Container candles are among the most popular for home and small business enthusiasts, but are they easy to make? You just insert a wick and pour melted wax in, right? No! The truth is, making candles successfully and safely takes time and money. The mantra of experienced chandlers is, “Test, test, test.”
First, choose which wax you wish to work with. Each has its advantages and disadvantages, so read up on the choices to make your decision. Note the temperature at which to add color and scent and to pour, as well as the maximum usage rate for the fragrance you select. Make sure your fragrance is compatible with your wax, as well.
Choose the Correct Wick
First, research which wicks are appropriate for the type of wax you choose. More than one type is usually acceptable, and unfortunately, testing out various types Is the only way to determine which type you prefer. Obtain a wick that is recommended for the diameter of your container, but purchase several wicks smaller and larger, as well, because the perfect wick will vary with each scent and color.
Testing how the candle burns with the wick size is imperative. Burn the candle one hour for each inch of the diameter of your candle. For instance, if your container is two inches across, you should see an even melt pool after two hours of burning. If not, adjust the wick size. If it burns down quickly, too close to the edges, the wick may be too large and you need to select a smaller wick. If the candle burns down the middle and the melt pool does not reach the edge of the container, you need a larger wick. Chandlers commonly make three candles, each with a different size wick, and test burn them at once to save time.
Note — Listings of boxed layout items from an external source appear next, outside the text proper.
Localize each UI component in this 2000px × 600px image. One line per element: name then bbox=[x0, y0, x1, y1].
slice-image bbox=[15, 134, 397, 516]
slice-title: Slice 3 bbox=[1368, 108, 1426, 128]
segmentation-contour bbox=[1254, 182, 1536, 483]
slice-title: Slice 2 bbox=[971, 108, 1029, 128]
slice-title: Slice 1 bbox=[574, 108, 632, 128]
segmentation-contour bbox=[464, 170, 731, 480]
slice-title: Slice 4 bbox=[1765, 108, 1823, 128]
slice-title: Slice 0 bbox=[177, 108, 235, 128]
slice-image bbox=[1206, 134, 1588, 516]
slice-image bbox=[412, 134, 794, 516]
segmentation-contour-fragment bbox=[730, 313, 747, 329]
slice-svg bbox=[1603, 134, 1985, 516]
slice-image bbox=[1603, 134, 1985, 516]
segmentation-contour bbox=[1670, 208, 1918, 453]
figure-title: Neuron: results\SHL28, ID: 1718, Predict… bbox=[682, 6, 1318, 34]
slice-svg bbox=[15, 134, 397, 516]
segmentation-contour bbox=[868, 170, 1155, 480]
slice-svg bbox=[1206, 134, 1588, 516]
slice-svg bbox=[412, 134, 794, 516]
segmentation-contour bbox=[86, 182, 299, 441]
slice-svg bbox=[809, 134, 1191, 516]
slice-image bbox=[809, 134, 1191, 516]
Once the candle passes this test, burn the candle half way to continue testing, especially if the container is not straight up and down.
If it burns well, you might think you are now ready to sell or give away your candle, but not yet. You have one more step to complete. Burn the candle down entirely as you would expect the recipient to do. If it burns correctly, you know the wick is correct for your container, wax, scent and color.
You are now ready to present someone with a well-made, safe candle.